Ball four. We took the lead going into the bottom of the ninth, and Sutter just kept feeding them split-fingers. A Ken Singleton grounder to Morgan, a Jim Rice strikeout, and a Chet Lemon walk followed by a Rick Burleson whiff, and we did it! The National League won again. The team congratulated Sutter for his great late-inning work. I jogged in from right field and greeted the fellas—I even got a hug from the San Diego Chicken, who was on the bench with us. Tanner came over and hugged me in front of the National League dugout, getting my attention.

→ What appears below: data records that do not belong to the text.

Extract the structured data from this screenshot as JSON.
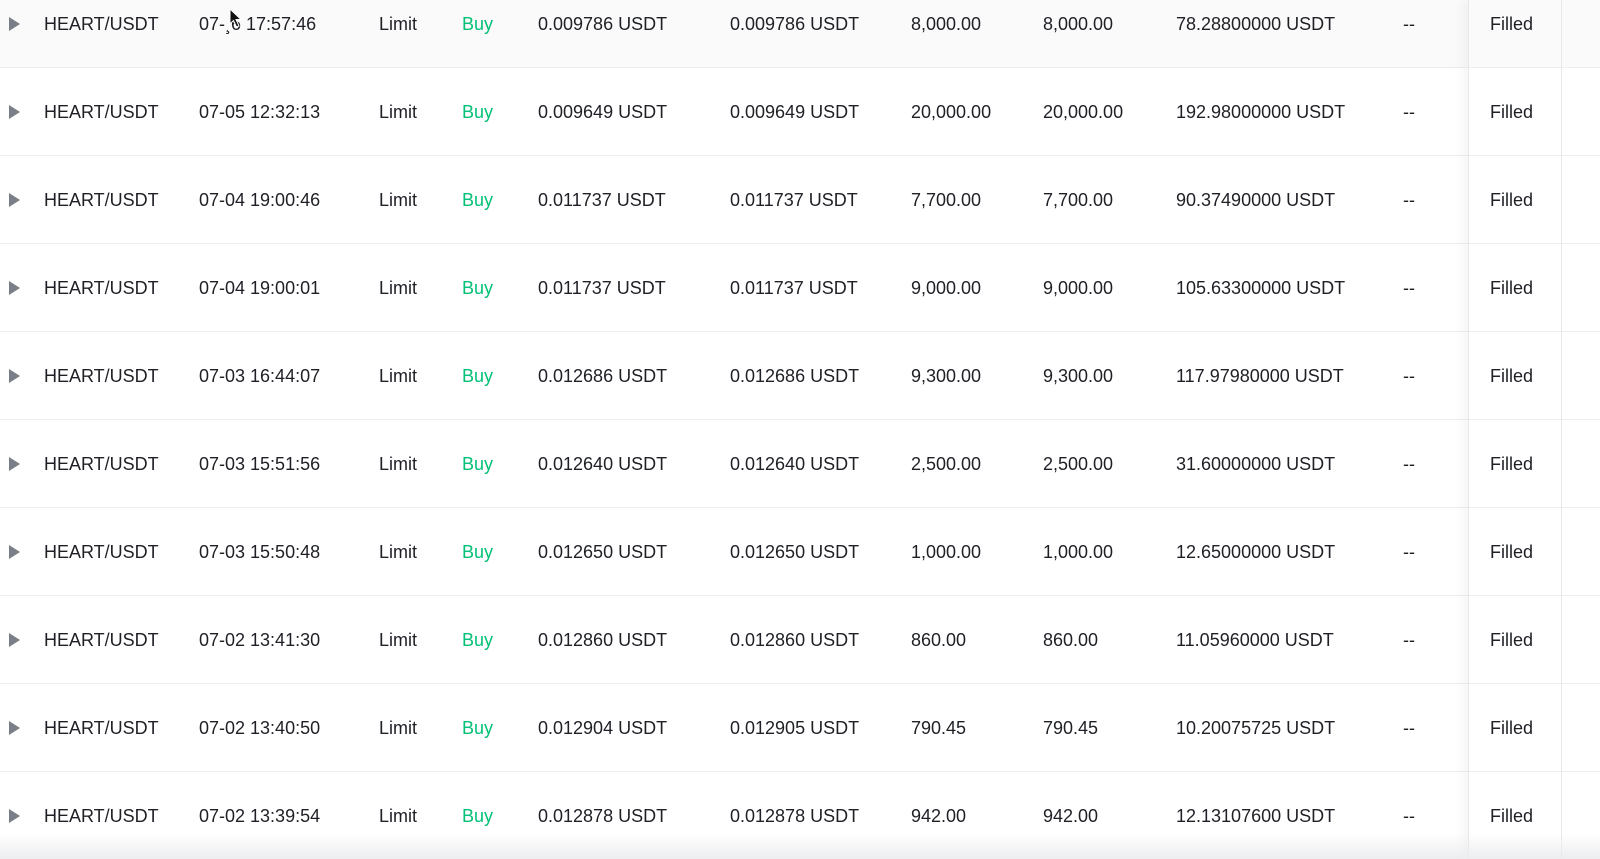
{
  "colors": {
    "buy": "#02c076",
    "text": "#1e2026",
    "divider": "#eceef1"
  },
  "icons": {
    "expand": "triangle-right-icon",
    "cursor": "mouse-pointer-icon"
  },
  "rows": [
    {
      "pair": "HEART/USDT",
      "time": "07-¸6 17:57:46",
      "type": "Limit",
      "side": "Buy",
      "price": "0.009786 USDT",
      "avg": "0.009786 USDT",
      "amount": "8,000.00",
      "filled": "8,000.00",
      "total": "78.28800000 USDT",
      "trigger": "--",
      "status": "Filled"
    },
    {
      "pair": "HEART/USDT",
      "time": "07-05 12:32:13",
      "type": "Limit",
      "side": "Buy",
      "price": "0.009649 USDT",
      "avg": "0.009649 USDT",
      "amount": "20,000.00",
      "filled": "20,000.00",
      "total": "192.98000000 USDT",
      "trigger": "--",
      "status": "Filled"
    },
    {
      "pair": "HEART/USDT",
      "time": "07-04 19:00:46",
      "type": "Limit",
      "side": "Buy",
      "price": "0.011737 USDT",
      "avg": "0.011737 USDT",
      "amount": "7,700.00",
      "filled": "7,700.00",
      "total": "90.37490000 USDT",
      "trigger": "--",
      "status": "Filled"
    },
    {
      "pair": "HEART/USDT",
      "time": "07-04 19:00:01",
      "type": "Limit",
      "side": "Buy",
      "price": "0.011737 USDT",
      "avg": "0.011737 USDT",
      "amount": "9,000.00",
      "filled": "9,000.00",
      "total": "105.63300000 USDT",
      "trigger": "--",
      "status": "Filled"
    },
    {
      "pair": "HEART/USDT",
      "time": "07-03 16:44:07",
      "type": "Limit",
      "side": "Buy",
      "price": "0.012686 USDT",
      "avg": "0.012686 USDT",
      "amount": "9,300.00",
      "filled": "9,300.00",
      "total": "117.97980000 USDT",
      "trigger": "--",
      "status": "Filled"
    },
    {
      "pair": "HEART/USDT",
      "time": "07-03 15:51:56",
      "type": "Limit",
      "side": "Buy",
      "price": "0.012640 USDT",
      "avg": "0.012640 USDT",
      "amount": "2,500.00",
      "filled": "2,500.00",
      "total": "31.60000000 USDT",
      "trigger": "--",
      "status": "Filled"
    },
    {
      "pair": "HEART/USDT",
      "time": "07-03 15:50:48",
      "type": "Limit",
      "side": "Buy",
      "price": "0.012650 USDT",
      "avg": "0.012650 USDT",
      "amount": "1,000.00",
      "filled": "1,000.00",
      "total": "12.65000000 USDT",
      "trigger": "--",
      "status": "Filled"
    },
    {
      "pair": "HEART/USDT",
      "time": "07-02 13:41:30",
      "type": "Limit",
      "side": "Buy",
      "price": "0.012860 USDT",
      "avg": "0.012860 USDT",
      "amount": "860.00",
      "filled": "860.00",
      "total": "11.05960000 USDT",
      "trigger": "--",
      "status": "Filled"
    },
    {
      "pair": "HEART/USDT",
      "time": "07-02 13:40:50",
      "type": "Limit",
      "side": "Buy",
      "price": "0.012904 USDT",
      "avg": "0.012905 USDT",
      "amount": "790.45",
      "filled": "790.45",
      "total": "10.20075725 USDT",
      "trigger": "--",
      "status": "Filled"
    },
    {
      "pair": "HEART/USDT",
      "time": "07-02 13:39:54",
      "type": "Limit",
      "side": "Buy",
      "price": "0.012878 USDT",
      "avg": "0.012878 USDT",
      "amount": "942.00",
      "filled": "942.00",
      "total": "12.13107600 USDT",
      "trigger": "--",
      "status": "Filled"
    }
  ]
}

“Where are you going? You won it.”
“I got MVP?” Tanner nodded and grinned.
The television producers with NBC brought me over to accept the trophy from Commissioner Bowie Kuhn. When that man handed me the hardware, ooh, it meant more to me than the batting titles. I carried that thing through the dugout, up the stairs to the clubhouse, out the stadium, back through the doors of my hotel. It sat beside me on the hotel bar while I cooled out with some of the fellas. I might’ve even bought it a drink. I stared at the trophy before I fell asleep. I carried it through Sea-Tac Airport like a damn Cabbage Patch doll. If you’ve ever won something you really wanted and everyone mocked you for holding on to it for days, guess what. I was right there with you, baby. I got home and put it on my mantelpiece. I looked at it, sighed with pride, and then closed my mind on the memory. Me and my Buccos were still stuck in fourth place, but my man Bill Madlock was with us now. Time to focus. One nation under a groove. Indivisible.